As mulheres dão um duro danado na roça. Elas plantam e colhem a mandioca, que é a base da alimentação dos kamayurá.
Quando tem tanajura, eles enlouquecem. Comem as formigas enormes como se fossem pi
poca. As crianças se lançam numa caçada que se acontece uma vez por ano, quando chega a temporada da chuva.
A ventania anuncia um temporal. Mas o que pode uma índia contra a força da natureza? Se ela tiver a tatuagem de líder no ombro e for a primeira mulher pajé do Xingu, não duvide. Aos poucos a natureza se acalma.
Mapulu já é uma pajé respeitada não só pelos kamayurá. Ela tem ido longe pra socorrer pacientes até mesmo de outras aldeias fora do Xingu. A fama desta mulher pajé não para de crescer.
“Paciente nunca morreu na minha mão,” se orgulha a pajé.
Ela também tem se revelado uma parteira de mão cheia.
“Os casos em que nós trabalhamos juntos, seguramente eu devo ter feito uns 30% e ela fez os outros 70%. Um excelente parto,” revela o médico responsável pela saúde dos índios, Dr. Vitor Tarouco.
A força de Mapulu é herança de família. Ela é irmã do cacique Kotok, que consegue conciliar as tradições com a modernidade. Encontramos placas de energia solar na aldeia, antenas de TV e internet. Eles se comunicam com o mundo sem perder os seus valores.
Mas uma das maiores façanhas do cacique é administrar um longo casamento em dose tripla.

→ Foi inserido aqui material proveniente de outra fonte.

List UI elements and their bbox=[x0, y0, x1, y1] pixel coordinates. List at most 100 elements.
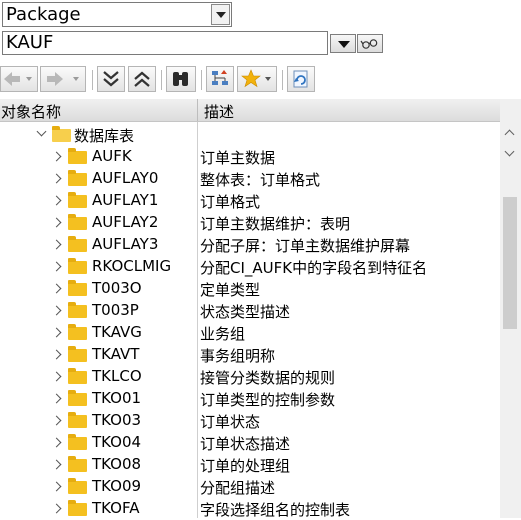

É um retrato de família para pouco, entre os kamayurá só o cacique Kotok tem tantas esposas. E se pra alguns homens ter três mulheres parece um sonho, na vida real, isso exige muito jogo de cintura. Três mulheres e 25 filhos.
“E mais 32 netos que eu tenho e agora eu quero ter mais filhos ainda para chegar a ter 30,”diz o cacique.
Sobre a possibilidade de ter mais mulheres, ele responde:
“Não eu acho que por enquanto as três já tá bom demais pra mim”, completa o cacique.
Durante uma semana convivemos com os kamayurá, um povo que preserva os costumes e respeita a floresta como os seus antepassados já faziam. Um casamento duradouro entre a natureza e quem precisa dela para sobreviver.